Over the years I have worked on a few aspects of my personal interaction with vendor reps. I can do the introduction piece fairly seamlessly now. I can do the handshake, quick eye contact and half smile, and I have my elevator speech down for my own intro. Since they’re the one trying to sell me something, that takes some of the pressure off–it’s their responsibility to be off-the-charts likable, not mine. And the fact that they usually hand me a business card helps so much–as I’ve said before, I’m awful with names.
Another thing I’ve worked on is adding niceties and a personable voice in emails. This was not always easy. Back when I was part of a three-person team organizing a decent-size vegan media conference (300-plus attendees, three days of classes and meals and special events), we were dealing with a very tight budget, so the bigger sponsorships made all the difference. We had signed a contract with a company for a $10,000 sponsorship and then they had a staffing shakeup. The new person in charge of their events wanted to completely renegotiate the contract and threatened to pull out. This was so much money for us, and of course we didn’t have an attorney to lean on, like “If you try to break this contract we’ll see you in court!” But we also didn’t want to let them take advantage of us. The email exchange we went through was the scariest of my life, and this is how it went: The three of us came up with our plan, what we felt comfortable doing and what we didn’t. I wrote the email in great detail, leaving absolutely nothing open for interpretation, and then one of my partners went through and added niceties, friendly little bits here and there. I hated that it was necessary, but it was. And I still don’t see any real reason for them, but I know people expect them, so I put them in my emails now. It doesn’t hurt me to do it, and if it helps someone in some way, fine.
One thing I’m still not great at is the extracurricular business occasion, like a meal. This is especially true if I’m not the main customer, like if I’m there in a support capacity. I’m not going to be friends with this person, and I don’t know what we’re supposed to discuss if it’s not the actual thing we’re working on together, so coming up with conversation is really hard. Also, I have so many food and germ issues that sitting down and eating with actual friends is challenging, let alone a stranger. No, I don’t want to order a bunch of things and share. That’s my nightmare.

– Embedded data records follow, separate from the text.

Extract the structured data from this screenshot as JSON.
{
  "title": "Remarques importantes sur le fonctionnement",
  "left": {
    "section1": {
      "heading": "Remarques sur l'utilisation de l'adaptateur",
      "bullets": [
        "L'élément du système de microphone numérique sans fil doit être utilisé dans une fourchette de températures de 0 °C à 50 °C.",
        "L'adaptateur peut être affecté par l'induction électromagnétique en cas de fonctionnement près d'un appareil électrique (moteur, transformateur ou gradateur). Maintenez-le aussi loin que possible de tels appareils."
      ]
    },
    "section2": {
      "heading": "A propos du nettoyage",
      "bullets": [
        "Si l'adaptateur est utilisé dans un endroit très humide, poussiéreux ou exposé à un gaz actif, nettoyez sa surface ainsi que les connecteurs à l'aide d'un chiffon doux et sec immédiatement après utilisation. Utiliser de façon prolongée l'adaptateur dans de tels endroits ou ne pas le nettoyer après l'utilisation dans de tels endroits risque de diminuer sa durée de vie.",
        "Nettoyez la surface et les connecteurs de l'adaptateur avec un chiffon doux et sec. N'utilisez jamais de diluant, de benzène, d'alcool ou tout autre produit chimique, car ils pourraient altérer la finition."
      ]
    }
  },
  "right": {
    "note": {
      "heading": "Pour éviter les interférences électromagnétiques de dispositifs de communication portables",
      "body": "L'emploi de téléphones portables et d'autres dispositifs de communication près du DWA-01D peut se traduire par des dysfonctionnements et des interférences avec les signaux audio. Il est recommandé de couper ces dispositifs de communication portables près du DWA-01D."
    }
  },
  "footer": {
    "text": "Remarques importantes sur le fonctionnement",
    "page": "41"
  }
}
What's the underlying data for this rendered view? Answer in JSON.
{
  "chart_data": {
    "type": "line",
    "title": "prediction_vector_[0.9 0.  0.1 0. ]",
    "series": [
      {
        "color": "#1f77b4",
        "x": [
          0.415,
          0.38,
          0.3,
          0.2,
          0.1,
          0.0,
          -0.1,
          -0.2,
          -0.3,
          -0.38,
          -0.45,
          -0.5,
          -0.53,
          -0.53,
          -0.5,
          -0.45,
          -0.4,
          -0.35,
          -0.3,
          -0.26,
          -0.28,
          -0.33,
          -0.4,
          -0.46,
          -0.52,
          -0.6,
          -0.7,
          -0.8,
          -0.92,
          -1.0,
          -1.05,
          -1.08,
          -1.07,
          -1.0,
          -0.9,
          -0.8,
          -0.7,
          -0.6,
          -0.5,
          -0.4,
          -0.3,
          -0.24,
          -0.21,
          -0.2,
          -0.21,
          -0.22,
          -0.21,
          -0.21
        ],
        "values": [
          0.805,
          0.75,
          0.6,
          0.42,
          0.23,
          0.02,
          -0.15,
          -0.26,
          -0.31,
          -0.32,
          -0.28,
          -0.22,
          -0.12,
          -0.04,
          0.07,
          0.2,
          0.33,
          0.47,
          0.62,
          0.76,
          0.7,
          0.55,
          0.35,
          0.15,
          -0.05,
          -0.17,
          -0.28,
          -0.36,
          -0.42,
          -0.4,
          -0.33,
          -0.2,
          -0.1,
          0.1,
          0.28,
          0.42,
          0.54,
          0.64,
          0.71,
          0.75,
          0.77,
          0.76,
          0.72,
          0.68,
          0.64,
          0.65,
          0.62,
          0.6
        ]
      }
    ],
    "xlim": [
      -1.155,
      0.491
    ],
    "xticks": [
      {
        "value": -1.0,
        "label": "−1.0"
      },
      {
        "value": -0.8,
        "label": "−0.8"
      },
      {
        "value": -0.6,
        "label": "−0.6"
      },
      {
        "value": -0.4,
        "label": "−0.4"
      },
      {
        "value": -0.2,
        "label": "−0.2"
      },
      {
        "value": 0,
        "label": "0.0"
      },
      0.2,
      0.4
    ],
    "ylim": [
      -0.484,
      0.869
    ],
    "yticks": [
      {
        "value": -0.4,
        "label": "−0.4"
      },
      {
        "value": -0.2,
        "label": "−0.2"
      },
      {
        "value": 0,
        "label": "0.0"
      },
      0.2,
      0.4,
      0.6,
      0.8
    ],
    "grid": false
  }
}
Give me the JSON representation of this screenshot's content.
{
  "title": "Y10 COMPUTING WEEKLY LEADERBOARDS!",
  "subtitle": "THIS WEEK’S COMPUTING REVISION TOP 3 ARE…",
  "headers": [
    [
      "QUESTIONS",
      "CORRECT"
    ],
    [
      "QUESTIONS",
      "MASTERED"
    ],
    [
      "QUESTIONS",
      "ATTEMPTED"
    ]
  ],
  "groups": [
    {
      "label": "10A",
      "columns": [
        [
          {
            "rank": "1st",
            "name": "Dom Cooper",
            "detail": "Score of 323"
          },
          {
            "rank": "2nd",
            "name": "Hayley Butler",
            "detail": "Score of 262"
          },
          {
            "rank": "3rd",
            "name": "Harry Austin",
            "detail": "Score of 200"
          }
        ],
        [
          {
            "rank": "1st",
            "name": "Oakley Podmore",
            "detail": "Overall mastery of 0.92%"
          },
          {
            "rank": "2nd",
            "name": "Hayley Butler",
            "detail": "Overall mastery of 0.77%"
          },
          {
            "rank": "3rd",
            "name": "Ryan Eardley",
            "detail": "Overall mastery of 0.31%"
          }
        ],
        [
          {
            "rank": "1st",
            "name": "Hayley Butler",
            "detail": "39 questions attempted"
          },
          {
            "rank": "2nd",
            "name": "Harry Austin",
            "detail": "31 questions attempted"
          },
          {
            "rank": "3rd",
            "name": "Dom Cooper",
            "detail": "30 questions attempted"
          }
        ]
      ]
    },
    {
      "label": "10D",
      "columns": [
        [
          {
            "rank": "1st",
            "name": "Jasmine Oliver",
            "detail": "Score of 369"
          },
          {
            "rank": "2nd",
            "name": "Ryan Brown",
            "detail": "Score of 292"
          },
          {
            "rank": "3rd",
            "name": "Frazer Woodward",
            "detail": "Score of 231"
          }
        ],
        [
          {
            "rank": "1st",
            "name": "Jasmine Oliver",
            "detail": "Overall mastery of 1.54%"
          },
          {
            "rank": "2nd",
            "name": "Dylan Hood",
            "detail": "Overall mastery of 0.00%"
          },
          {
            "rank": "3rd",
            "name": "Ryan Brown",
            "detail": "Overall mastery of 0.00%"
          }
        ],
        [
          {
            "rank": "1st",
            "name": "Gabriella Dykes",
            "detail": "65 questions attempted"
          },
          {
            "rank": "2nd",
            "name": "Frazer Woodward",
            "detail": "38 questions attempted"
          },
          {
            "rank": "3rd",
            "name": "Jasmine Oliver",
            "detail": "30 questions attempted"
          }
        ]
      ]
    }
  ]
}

I end up doing a lot of toe-based stimming (self-soothing repetitive behavior, like tapping) so they can’t tell, and I drink a ridiculous amount of water to fill the time (which leads to discomfort because I really, really, really hate using public restrooms).
You know, it wasn’t until typing this all out that I realized how much of my behavior in these situations is crafted. I can’t even imagine if I had to be on the other side of this, if I had to be the salesperson. My initial thought is that I’d be fired immediately, but no, nobody would be foolish enough to hire me in the first place and that’s fine. There are other people out there who love that sort of thing. I guess we’re all good, okay, and useless at different things, and that’s how we get stuff done.